Cast AI adds pod-level rightsizing and Spot prediction on top of Karpenter’s provisioning engine. Rightsizing continuously adjusts resource requests to match actual consumption, shrinking the effective footprint that Karpenter then consolidates further. Cast AI’s Karpenter Enterprise Suite (KENT) adds these capabilities as an integration layer on top of Karpenter without replacing it; the full Cast AI autoscaler can also replace Karpenter entirely for teams that want a single unified stack.

The benchmark difference is measurable: Karpenter with Evictor saves 9.1% over baseline; KENT reaches 15.8%; the full Cast AI optimization stack reaches 43%. [See the full benchmark methodology](https://cast.ai/blog/karpenter-cost-optimization-consolidation-benchmark/). The gap between 9.1% and 43% is almost entirely pod-level rightsizing – savings that node consolidation cannot capture alone.
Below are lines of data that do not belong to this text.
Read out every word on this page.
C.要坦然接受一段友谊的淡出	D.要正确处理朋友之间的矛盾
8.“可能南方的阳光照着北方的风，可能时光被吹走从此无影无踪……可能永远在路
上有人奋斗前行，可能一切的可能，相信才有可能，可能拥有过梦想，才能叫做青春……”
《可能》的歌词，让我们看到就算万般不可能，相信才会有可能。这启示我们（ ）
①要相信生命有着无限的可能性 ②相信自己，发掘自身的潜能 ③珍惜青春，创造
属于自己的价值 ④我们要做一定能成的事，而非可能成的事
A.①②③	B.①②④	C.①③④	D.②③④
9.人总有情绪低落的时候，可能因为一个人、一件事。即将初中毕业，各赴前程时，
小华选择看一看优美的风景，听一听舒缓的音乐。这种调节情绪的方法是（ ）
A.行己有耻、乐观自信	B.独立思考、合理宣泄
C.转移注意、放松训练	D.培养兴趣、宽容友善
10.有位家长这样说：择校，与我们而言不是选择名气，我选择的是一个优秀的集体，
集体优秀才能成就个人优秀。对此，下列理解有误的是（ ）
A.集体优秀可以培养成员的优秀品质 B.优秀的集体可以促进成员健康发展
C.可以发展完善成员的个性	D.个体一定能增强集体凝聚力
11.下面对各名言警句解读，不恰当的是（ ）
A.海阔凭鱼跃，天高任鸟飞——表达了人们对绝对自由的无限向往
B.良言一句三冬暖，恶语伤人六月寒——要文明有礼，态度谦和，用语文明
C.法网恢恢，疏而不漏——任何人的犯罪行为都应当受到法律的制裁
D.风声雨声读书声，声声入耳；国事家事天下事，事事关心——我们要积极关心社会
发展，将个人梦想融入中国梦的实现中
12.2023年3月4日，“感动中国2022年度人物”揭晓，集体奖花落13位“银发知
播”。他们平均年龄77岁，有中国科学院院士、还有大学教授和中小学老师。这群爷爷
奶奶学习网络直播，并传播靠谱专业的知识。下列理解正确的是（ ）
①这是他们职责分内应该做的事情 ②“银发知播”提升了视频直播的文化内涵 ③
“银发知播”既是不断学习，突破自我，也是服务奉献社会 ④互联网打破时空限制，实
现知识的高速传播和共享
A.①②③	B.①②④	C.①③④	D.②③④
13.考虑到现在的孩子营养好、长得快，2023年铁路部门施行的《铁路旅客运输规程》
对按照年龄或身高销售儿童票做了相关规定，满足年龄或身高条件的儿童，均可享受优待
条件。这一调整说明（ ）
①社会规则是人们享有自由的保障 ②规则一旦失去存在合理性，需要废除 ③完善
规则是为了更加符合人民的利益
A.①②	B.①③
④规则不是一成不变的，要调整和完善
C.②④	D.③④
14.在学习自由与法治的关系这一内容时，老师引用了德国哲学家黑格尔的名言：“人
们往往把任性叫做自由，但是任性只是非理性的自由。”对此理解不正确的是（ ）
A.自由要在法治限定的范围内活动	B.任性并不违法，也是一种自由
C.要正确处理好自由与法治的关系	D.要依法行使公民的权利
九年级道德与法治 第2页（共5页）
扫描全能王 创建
If you want to know what the remaining savings look like in your cluster, [request a cost audit from Cast AI](https://cast.ai/get-demo) – we’ll run a cost audit against your actual cluster before you commit to anything.

## FAQs

### What is the difference between Karpenter and Cluster Autoscaler?

Cluster Autoscaler adds and removes nodes within pre-defined node groups based on pending pods. Karpenter provisions any instance type directly from cloud capacity, selecting the optimal size just-in-time, and actively consolidates running workloads onto fewer machines. Karpenter bypasses the node group abstraction entirely, which is both why it’s faster and why it requires more deliberate configuration of NodePool requirements and disruption budgets.

### Is Karpenter cheaper than Cluster Autoscaler?

Typically yes, on AWS, for three reasons: better bin packing through active consolidation, native Spot support with automatic fallback, and instance flexibility that allows selecting the cheapest fitting type from a wide pool. In Cast AI’s benchmark, adding a full optimization stack on top of a Karpenter baseline – including pod-level rightsizing on top of node consolidation – cut costs by 43%. [See the full benchmark methodology](https://cast.ai/blog/karpenter-cost-optimization-consolidation-benchmark/). Cluster Autoscaler’s expander strategies only affect new node selection and have no effect on the existing workload layout. That said, neither tool addresses overprovisioning at the pod level, which is where a significant portion of waste accumulates.

### Does Karpenter work outside AWS?

Karpenter reached GA on Azure via AKS Node Auto Provisioning in early 2026. There is no official karpenter-provider-gcp in the kubernetes-sigs organization as of mid-2026. If you run GKE, Cluster Autoscaler (or GKE’s Node Auto-Provisioning, which is CAS-backed) is your only production-grade option. Community-maintained providers exist for other clouds but are not suitable for production without significant evaluation.

### Can I run Karpenter and Cluster Autoscaler at the same time?

Yes. Use node selectors and taints to partition which autoscaler manages which pods and nodes. Karpenter’s documentation includes a migration guide from CAS with specific steps for this partitioned approach. Running both without explicit partitioning risks conflicts: both controllers may attempt to act on the same unschedulable pods, leading to duplicate provisioning attempts or unexpected scale-down behavior. Partition first, then migrate workloads incrementally.